Oke, karena ada yang beberapa minta FF SuFany, aku buat deh FF Series ini. Karena aku gak tau buat apa dengan sequel dari Love Is itu. Soalnya gak ada yang bisa diceritain lagi dari keluarga bahagia nan harmonis itu-____-

Tapi ayolahh,,, walaupun enggak ada cerita manis dari keluarga Suho-Tiffany-Natalie dan kegilaan member EXO, harus dong yang udah request – request kemarin mampir sebentar, baca… dan jangan lupa komen 😀 /maksa nih-_-/ Thanks buat Cindy Eonni aka Phoenixfrombusan yang udah buatin poster kece ini 😀

Warning ya, bahasa disini enggak sesuai dengan EYD. Kan genrenya ada yang komedi gitu, walau mungkin komedinya rada garing.___.

 

Hari yang cerah. Matahari tampak bersinar dengan bersahabat di langit sana. Pagi ini kebanyakan diawali dengan semangat yang baru, berhubung hari ini adalah awal hari dalam satu minggu. Waktu telah menunjukkan pukul 8 pagi, dan seorang gadis di sebuah rumah besar di kawasan elit Seoul masih tertidur pulas. Gadis itu memejamkan matanya dengan damai, tampak sangat menikmati tidurnya itu. namun sesaat kemudian, mata itu mulai mengerjap. Gadis bermarga Hwang itu membuka matanya dan kemudian segera bangkit dari tempat tidur.

Tiffany Hwang meregangkan kedua tangannya sembari berjalan menuju balkon kamarnya. Dengan pakaian tidur yang masih melekat, gadis itu memandangi sekitar rumahnya dari arah balkon. Menyampaikan senyum pada matahari kemudian menghempaskan diri ke sofa kecil yang berada di sana.

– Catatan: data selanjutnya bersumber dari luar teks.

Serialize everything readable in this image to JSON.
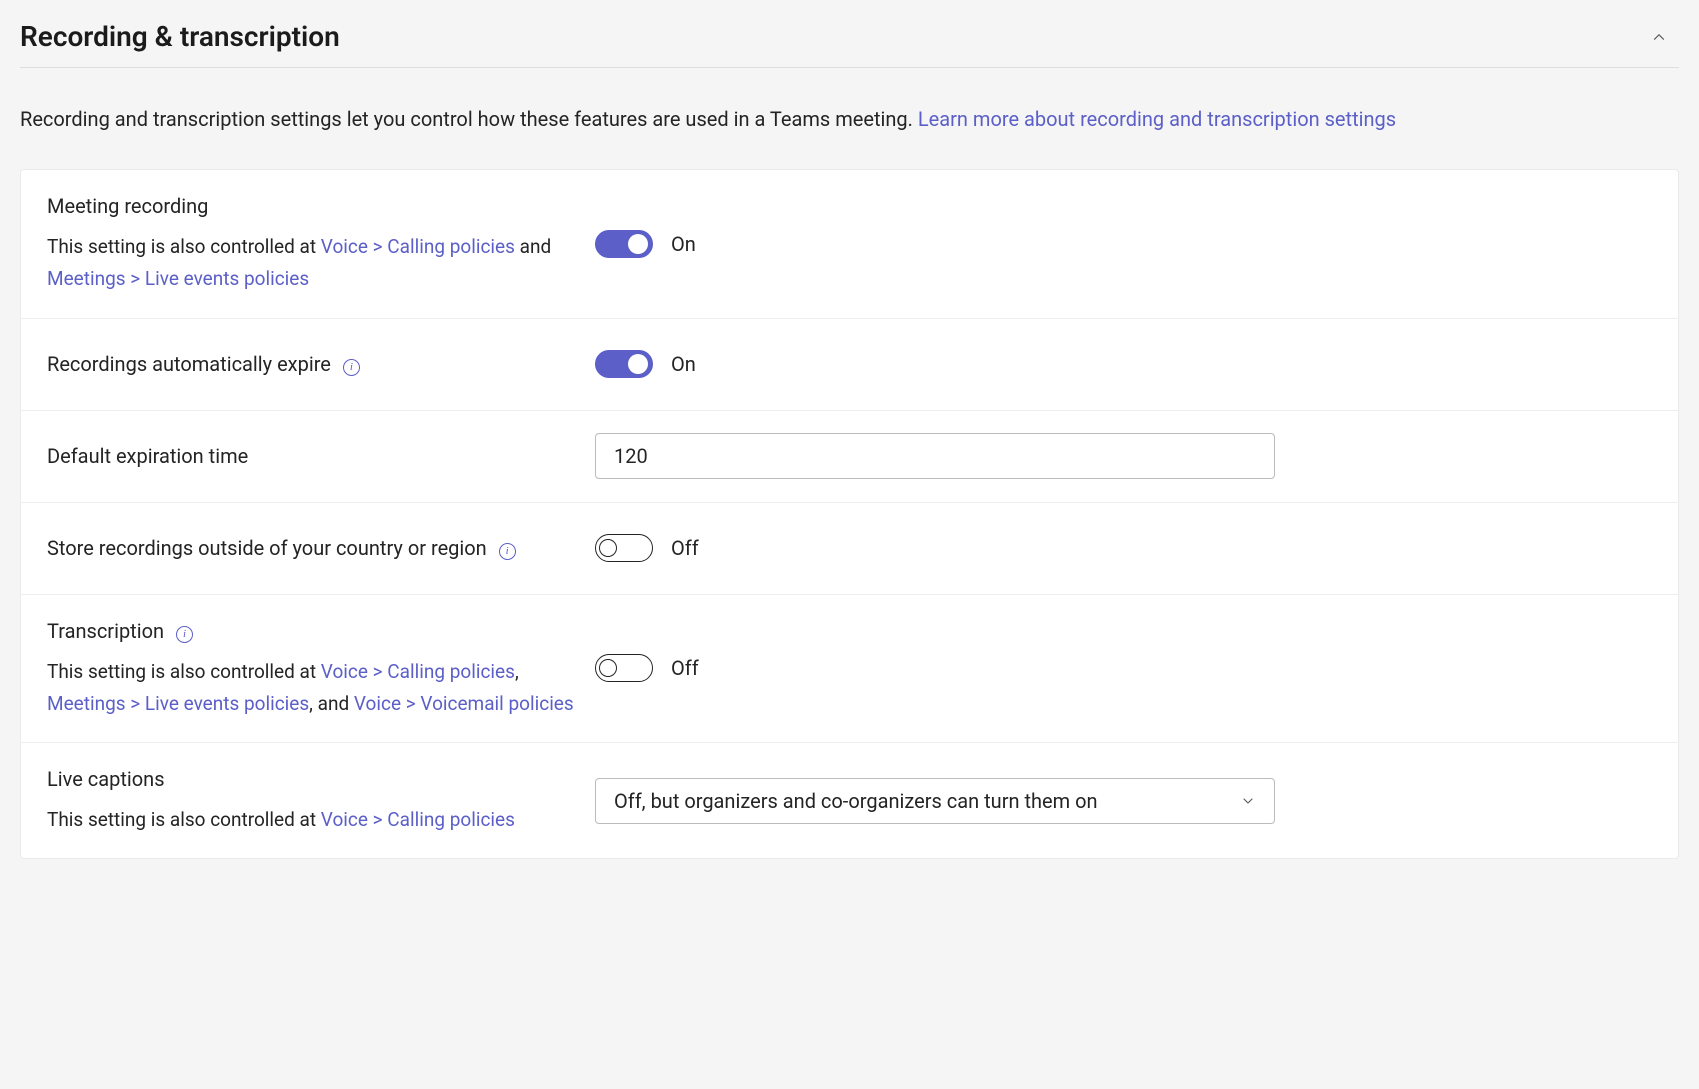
{
  "section": {
    "title": "Recording & transcription",
    "description": "Recording and transcription settings let you control how these features are used in a Teams meeting. ",
    "learn_more": "Learn more about recording and transcription settings"
  },
  "settings": {
    "meeting_recording": {
      "label": "Meeting recording",
      "sub_prefix": "This setting is also controlled at ",
      "link1": "Voice > Calling policies",
      "mid1": " and ",
      "link2": "Meetings > Live events policies",
      "state": "On",
      "on": true
    },
    "auto_expire": {
      "label": "Recordings automatically expire",
      "state": "On",
      "on": true
    },
    "expiration_time": {
      "label": "Default expiration time",
      "value": "120"
    },
    "store_outside": {
      "label": "Store recordings outside of your country or region",
      "state": "Off",
      "on": false
    },
    "transcription": {
      "label": "Transcription",
      "sub_prefix": "This setting is also controlled at ",
      "link1": "Voice > Calling policies",
      "sep1": ", ",
      "link2": "Meetings > Live events policies",
      "sep2": ", and ",
      "link3": "Voice > Voicemail policies",
      "state": "Off",
      "on": false
    },
    "live_captions": {
      "label": "Live captions",
      "sub_prefix": "This setting is also controlled at ",
      "link1": "Voice > Calling policies",
      "value": "Off, but organizers and co-organizers can turn them on"
    }
  }
}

Gadis dengan tanktop biru muda serta hotpants putih itu memangku kakinya, mengambil majalah dan kemudian membacanya dalam diam. Yeah, tidak banyak yang dilakukannya selain hal – hal seperti ini saja. Bangun tidur, membaca majalah fashion terbaru, sarapan, pergi ke mall, shopping, makan siang, dan pekerjaan tak penting lainnya merupakan kebiasaan Tiffany setiap hari minggu. Gadis itu tak melakukan banyak hal pada hari minggu.

TOK TOK TOK

“Selamat pagi Nona, boleh saya masuk?”

Gadis itu tampak tak begitu terganggu dengan suara ketukan pintu. Tidak menoleh ataupun berdiri, dia tetap melanjutkan kegiatannya.

TOK TOK TOK

“Nona?”

“Hm, masuk!” jawabnya pendek dengan suara pelan. Namun sepertinya orang yang mengetuk pintu itu memiliki pendengaran yang cukup baik, karena pintu itu berderit pelan terbuka. Tampak seorang wanita paruh baya dengan seragam maid yang membalut tubuhnya melangkah masuk ke kamar Tiffany. Dia menghampiri gadis itu kemudian membungkuk sopan pada Nona Muda-nya itu.

“Tuan dan Nyonya ingin bertemu dengan Nona…” tutur wanita itu dengan lembut.

Tiffany tak menoleh, melainkan gadis itu menutup majalahnya dan mengernyitkan dahi. “Ada apa?”

“Saya tidak tau, Nona. Tapi Tuan menyuruh Nona agar segera turun”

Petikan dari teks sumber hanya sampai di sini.